However, a distributor responsible for executing the contract is
authorized to collect a fee for the services rendered, including, but
not limited to, costs incurred by a testing laboratory, as well as
applicable state or local taxes and fees.
   (d) Medical cannabis and medical cannabis products shall be tested
by a licensed testing laboratory, prior to dispensing, pursuant to
Section 19344.
   (e) This chapter shall not prohibit a licensee from performing
testing on the licensee's premises for the purposes of quality
assurance of the product in conjunction with reasonable business
operations. On-site testing by the licensee shall not be certified by
the Bureau of Medical Cannabis Regulation.
  SEC. 29.  Section 19327 of the Business and Professions Code is
amended to read:
   19327.  (a) A licensee shall keep accurate records of commercial
cannabis activity.
   (b) All records related to commercial cannabis activity shall be
maintained for a minimum of seven years.
   (c) Licensing authorities may examine the records of licensees and
inspect the premises of a licensee as the licensing authority or a
state or local agency deems necessary to perform its duties under
this chapter. All inspections and examination of records shall be
conducted during standard business hours of the licensed facility or
at any other reasonable time. Licensees shall provide and deliver
records to the licensing authority upon request.
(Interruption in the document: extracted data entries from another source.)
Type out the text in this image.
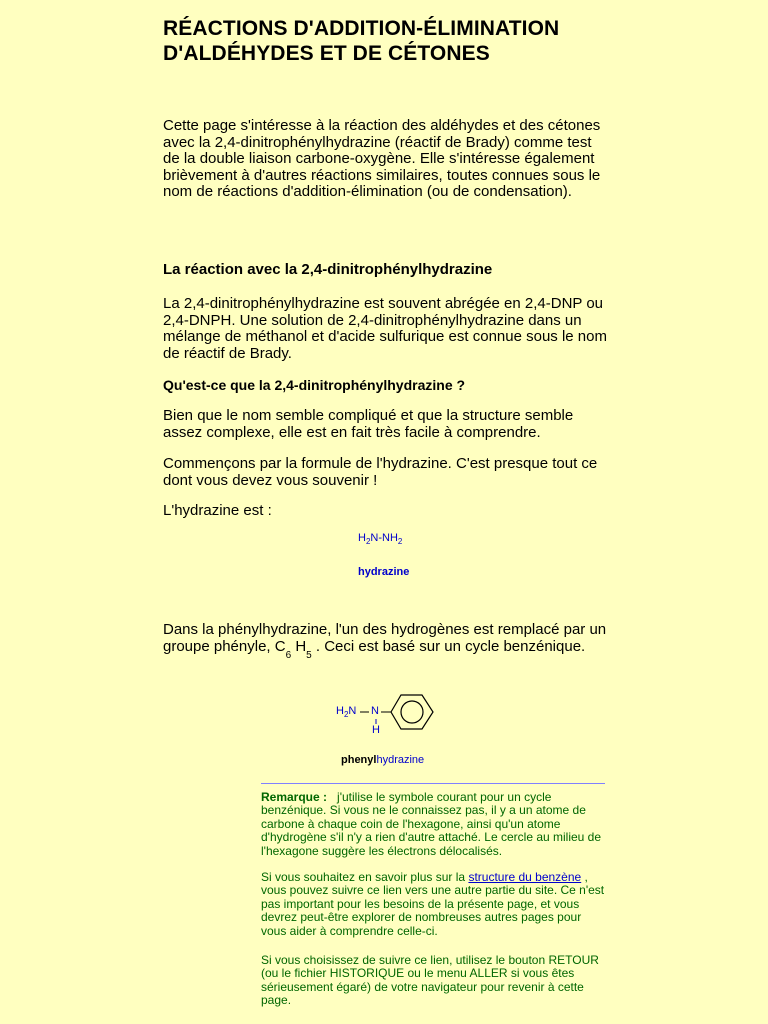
RÉACTIONS D'ADDITION-ÉLIMINATION
D'ALDÉHYDES ET DE CÉTONES

Cette page s'intéresse à la réaction des aldéhydes et des cétones avec la 2,4-dinitrophénylhydrazine (réactif de Brady) comme test de la double liaison carbone-oxygène. Elle s'intéresse également brièvement à d'autres réactions similaires, toutes connues sous le nom de réactions d'addition-élimination (ou de condensation).

La réaction avec la 2,4-dinitrophénylhydrazine

La 2,4-dinitrophénylhydrazine est souvent abrégée en 2,4-DNP ou 2,4-DNPH. Une solution de 2,4-dinitrophénylhydrazine dans un mélange de méthanol et d'acide sulfurique est connue sous le nom de réactif de Brady.

Qu'est-ce que la 2,4-dinitrophénylhydrazine ?

Bien que le nom semble compliqué et que la structure semble assez complexe, elle est en fait très facile à comprendre.

Commençons par la formule de l'hydrazine. C'est presque tout ce dont vous devez vous souvenir !

L'hydrazine est :

$H_2N-NH_2$
hydrazine

Dans la phénylhydrazine, l'un des hydrogènes est remplacé par un groupe phényle, $C_6$ $H_5$ . Ceci est basé sur un cycle benzénique.

$H_2N$ N
H
phenylhydrazine

Remarque : j'utilise le symbole courant pour un cycle benzénique. Si vous ne le connaissez pas, il y a un atome de carbone à chaque coin de l'hexagone, ainsi qu'un atome d'hydrogène s'il n'y a rien d'autre attaché. Le cercle au milieu de l'hexagone suggère les électrons délocalisés.

Si vous souhaitez en savoir plus sur la structure du benzène , vous pouvez suivre ce lien vers une autre partie du site. Ce n'est pas important pour les besoins de la présente page, et vous devrez peut-être explorer de nombreuses autres pages pour vous aider à comprendre celle-ci.

Si vous choisissez de suivre ce lien, utilisez le bouton RETOUR (ou le fichier HISTORIQUE ou le menu ALLER si vous êtes sérieusement égaré) de votre navigateur pour revenir à cette page.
   (d) Licensees shall keep records identified by the licensing
authorities on the premises of the location licensed.
   (e) A licensee or its agent, or employee, that refuses, impedes,
obstructs, or interferes with an inspection of the premises or
records of the licensee pursuant to this section has engaged in a
violation of this chapter.
   (f) If a licensee, its agent, or an employee of a licensee fails
to maintain or provide the records required pursuant to this section,
the licensee may be subject to a citation and fine of thirty
thousand dollars ($30,000) per individual violation.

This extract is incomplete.